(Note: this is the fourth of a 10-part series listing my revised top 10 business planning mistakes. The list goes from 10, the least important, to 1, the most important.) It drives me crazy: I see all those ads for prepackaged business plans, with preposterous claims like “investor-proven” and “guaranteed success” and “just fill in the blanks.” And then there’s that big myth that you can farm out a business plan as if it were soybeans or potatoes, delivered when done. don’t buy a business plan. Build your own. Every business is unique. Your goals, how you define success, your resources, your strategy, your team, your target market, and your business offering are always unique. There’s a post on this blog called Sample Business Plans Suck, a rant about people thinking a sample business plan is anything but just an example to generate ideas and show them what a finished plan looks like. There’s another post on this blog called My Worst-Ever Consulting Engagement, a true story of how three entrepreneurs thought having a business plan was a problem solved, whether they knew what it said or not. So, if you wanted to take a trip, would you hire somebody to plan it for you? Would you buy the trip plan? If you wanted to take up golf or tennis, would you hire somebody to take lessons for you? If you wanted to get in shape, would you buy some diet and exercise?
(Image: Snail Pace/Flickr cc)
I’m in the early stages of starting up my own business. I don’t feel I’m at the point I can really do a business plan yet, but I have looked at some examples so I’m familiar with the points I need to cover.
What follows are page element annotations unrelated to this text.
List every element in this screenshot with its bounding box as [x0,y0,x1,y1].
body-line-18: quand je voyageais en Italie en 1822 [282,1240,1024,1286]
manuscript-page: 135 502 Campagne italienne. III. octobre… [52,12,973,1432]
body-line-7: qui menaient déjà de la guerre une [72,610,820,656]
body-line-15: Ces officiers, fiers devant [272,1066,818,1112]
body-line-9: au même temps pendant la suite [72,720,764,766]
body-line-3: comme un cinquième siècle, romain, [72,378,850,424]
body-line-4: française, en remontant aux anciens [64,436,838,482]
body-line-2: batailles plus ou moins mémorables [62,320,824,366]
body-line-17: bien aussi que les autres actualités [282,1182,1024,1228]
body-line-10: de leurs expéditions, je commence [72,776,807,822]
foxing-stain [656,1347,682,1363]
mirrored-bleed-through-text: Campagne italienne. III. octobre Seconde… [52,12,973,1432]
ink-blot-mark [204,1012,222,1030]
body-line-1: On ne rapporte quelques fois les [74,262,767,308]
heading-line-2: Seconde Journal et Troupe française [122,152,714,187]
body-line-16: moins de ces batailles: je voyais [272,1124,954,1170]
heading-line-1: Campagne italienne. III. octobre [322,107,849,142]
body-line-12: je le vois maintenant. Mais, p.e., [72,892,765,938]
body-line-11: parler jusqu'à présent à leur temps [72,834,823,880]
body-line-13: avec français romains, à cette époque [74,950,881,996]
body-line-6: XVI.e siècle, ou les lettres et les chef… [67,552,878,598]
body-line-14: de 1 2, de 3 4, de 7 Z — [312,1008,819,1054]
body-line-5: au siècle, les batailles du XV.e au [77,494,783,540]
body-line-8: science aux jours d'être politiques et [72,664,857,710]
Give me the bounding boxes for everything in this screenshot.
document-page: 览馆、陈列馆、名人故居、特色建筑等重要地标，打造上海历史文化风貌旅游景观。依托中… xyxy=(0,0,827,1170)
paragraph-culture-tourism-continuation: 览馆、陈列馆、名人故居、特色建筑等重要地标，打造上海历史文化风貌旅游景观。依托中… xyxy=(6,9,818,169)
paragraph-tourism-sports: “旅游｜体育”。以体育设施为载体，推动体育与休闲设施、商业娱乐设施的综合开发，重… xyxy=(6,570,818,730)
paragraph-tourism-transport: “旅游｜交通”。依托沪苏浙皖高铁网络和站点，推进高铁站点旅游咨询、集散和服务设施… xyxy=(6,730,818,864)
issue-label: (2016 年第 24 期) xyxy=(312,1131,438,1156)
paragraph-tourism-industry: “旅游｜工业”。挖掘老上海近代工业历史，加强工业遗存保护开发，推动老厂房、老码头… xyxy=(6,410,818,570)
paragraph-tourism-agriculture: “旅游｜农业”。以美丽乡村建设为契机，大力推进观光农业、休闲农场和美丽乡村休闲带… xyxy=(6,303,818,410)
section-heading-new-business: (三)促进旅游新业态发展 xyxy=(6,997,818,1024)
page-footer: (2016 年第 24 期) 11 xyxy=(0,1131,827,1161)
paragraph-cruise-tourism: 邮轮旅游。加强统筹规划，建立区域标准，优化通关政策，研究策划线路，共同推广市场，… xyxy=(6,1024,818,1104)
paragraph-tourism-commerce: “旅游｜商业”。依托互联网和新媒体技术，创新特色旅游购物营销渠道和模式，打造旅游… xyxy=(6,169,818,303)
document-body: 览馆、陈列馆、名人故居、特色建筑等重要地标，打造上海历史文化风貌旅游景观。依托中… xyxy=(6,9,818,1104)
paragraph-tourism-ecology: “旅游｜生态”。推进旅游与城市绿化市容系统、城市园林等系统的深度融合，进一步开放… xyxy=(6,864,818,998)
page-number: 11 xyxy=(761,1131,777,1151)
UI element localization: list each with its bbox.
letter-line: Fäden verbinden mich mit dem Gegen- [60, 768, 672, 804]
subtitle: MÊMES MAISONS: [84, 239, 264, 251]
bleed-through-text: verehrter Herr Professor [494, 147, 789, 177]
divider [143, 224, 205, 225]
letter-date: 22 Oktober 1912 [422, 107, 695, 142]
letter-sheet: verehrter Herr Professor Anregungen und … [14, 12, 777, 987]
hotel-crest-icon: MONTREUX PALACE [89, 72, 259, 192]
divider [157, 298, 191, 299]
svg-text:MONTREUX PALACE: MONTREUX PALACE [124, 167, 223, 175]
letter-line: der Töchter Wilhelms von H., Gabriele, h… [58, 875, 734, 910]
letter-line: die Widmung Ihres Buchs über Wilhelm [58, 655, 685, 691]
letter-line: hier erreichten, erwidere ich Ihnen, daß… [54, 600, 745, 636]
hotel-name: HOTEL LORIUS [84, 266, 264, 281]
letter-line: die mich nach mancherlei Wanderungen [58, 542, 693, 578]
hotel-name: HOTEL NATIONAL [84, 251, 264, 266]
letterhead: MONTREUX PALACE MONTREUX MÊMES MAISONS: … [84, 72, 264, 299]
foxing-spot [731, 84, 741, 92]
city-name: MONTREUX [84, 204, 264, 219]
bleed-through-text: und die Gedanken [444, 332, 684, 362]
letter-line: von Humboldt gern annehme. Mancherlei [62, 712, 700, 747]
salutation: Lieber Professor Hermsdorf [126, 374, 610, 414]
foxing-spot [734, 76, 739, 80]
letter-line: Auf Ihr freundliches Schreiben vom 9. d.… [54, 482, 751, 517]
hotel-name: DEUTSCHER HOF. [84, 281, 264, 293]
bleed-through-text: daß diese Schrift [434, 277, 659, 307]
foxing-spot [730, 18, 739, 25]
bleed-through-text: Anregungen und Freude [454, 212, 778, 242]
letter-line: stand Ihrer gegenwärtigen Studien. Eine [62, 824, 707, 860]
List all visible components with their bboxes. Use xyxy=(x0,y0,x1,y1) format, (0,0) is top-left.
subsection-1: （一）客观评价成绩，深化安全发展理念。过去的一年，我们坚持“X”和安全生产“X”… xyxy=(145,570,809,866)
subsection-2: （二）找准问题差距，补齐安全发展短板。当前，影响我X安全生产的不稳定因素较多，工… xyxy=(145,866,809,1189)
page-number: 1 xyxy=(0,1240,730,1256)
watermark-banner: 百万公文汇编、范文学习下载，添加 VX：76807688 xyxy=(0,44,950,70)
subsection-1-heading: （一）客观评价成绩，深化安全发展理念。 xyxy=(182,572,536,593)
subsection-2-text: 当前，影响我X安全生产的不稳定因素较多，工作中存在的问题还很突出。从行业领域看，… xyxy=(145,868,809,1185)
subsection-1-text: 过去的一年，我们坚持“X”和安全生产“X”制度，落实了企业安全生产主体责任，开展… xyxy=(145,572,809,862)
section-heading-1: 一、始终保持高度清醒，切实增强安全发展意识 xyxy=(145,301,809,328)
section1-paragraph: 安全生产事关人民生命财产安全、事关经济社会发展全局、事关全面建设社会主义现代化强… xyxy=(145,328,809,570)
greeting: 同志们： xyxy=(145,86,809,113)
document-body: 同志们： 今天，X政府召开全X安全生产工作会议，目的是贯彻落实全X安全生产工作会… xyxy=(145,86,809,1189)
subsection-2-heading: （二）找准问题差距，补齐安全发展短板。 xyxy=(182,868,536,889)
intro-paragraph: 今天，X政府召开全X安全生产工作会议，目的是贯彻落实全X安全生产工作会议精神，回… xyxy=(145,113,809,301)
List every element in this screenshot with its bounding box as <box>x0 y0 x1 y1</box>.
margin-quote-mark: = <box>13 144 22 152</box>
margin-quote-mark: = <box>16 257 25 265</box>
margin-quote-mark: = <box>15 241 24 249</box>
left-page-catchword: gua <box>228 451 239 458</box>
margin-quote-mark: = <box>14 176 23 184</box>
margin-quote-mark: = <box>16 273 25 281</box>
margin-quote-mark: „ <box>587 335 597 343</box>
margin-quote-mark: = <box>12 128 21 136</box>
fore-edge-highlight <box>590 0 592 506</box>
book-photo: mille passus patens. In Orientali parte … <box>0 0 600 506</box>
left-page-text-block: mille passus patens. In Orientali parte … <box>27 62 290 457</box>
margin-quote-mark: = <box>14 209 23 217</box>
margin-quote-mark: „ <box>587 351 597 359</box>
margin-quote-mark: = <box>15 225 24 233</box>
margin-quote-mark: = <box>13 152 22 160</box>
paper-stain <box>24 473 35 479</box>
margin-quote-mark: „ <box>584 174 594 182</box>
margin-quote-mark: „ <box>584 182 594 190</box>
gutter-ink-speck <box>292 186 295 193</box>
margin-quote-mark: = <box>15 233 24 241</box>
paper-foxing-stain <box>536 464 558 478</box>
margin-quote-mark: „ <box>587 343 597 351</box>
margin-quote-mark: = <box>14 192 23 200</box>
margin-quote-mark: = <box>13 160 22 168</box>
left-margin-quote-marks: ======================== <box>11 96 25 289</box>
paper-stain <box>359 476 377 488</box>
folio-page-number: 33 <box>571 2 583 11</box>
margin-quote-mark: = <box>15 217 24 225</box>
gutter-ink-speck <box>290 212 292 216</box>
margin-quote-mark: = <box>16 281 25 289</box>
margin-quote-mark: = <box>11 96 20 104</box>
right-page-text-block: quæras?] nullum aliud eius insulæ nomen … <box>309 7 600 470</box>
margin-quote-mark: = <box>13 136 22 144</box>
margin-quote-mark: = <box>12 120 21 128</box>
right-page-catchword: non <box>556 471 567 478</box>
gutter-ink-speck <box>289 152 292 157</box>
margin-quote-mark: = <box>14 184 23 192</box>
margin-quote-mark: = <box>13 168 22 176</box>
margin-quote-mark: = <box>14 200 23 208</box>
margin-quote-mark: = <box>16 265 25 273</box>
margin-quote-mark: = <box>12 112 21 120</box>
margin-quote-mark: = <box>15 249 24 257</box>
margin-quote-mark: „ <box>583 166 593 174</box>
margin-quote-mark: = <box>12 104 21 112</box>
Friends have asked me why I don’t just buy a stock plan I can use to get funding. First, I don’t want funding. Second, I don’t think someone else’s plan would work for me. And finally, I want to do the work myself so I know what goes into it.
So I agree with your premise and the points you make, except this one: “So, if you wanted to take a trip, would you hire somebody to plan it for you? Would you buy the trip plan?” My husband is a travel agent and that’s exactly what he does. Lots of people do purchase trip plans. A better analogy to illustrate your point might be “So, if you wanted to take a trip, would you buy a premade package that doesn’t go where you want?”
@Charles, ok, point taken, a trip plan might make sense. I take that one back.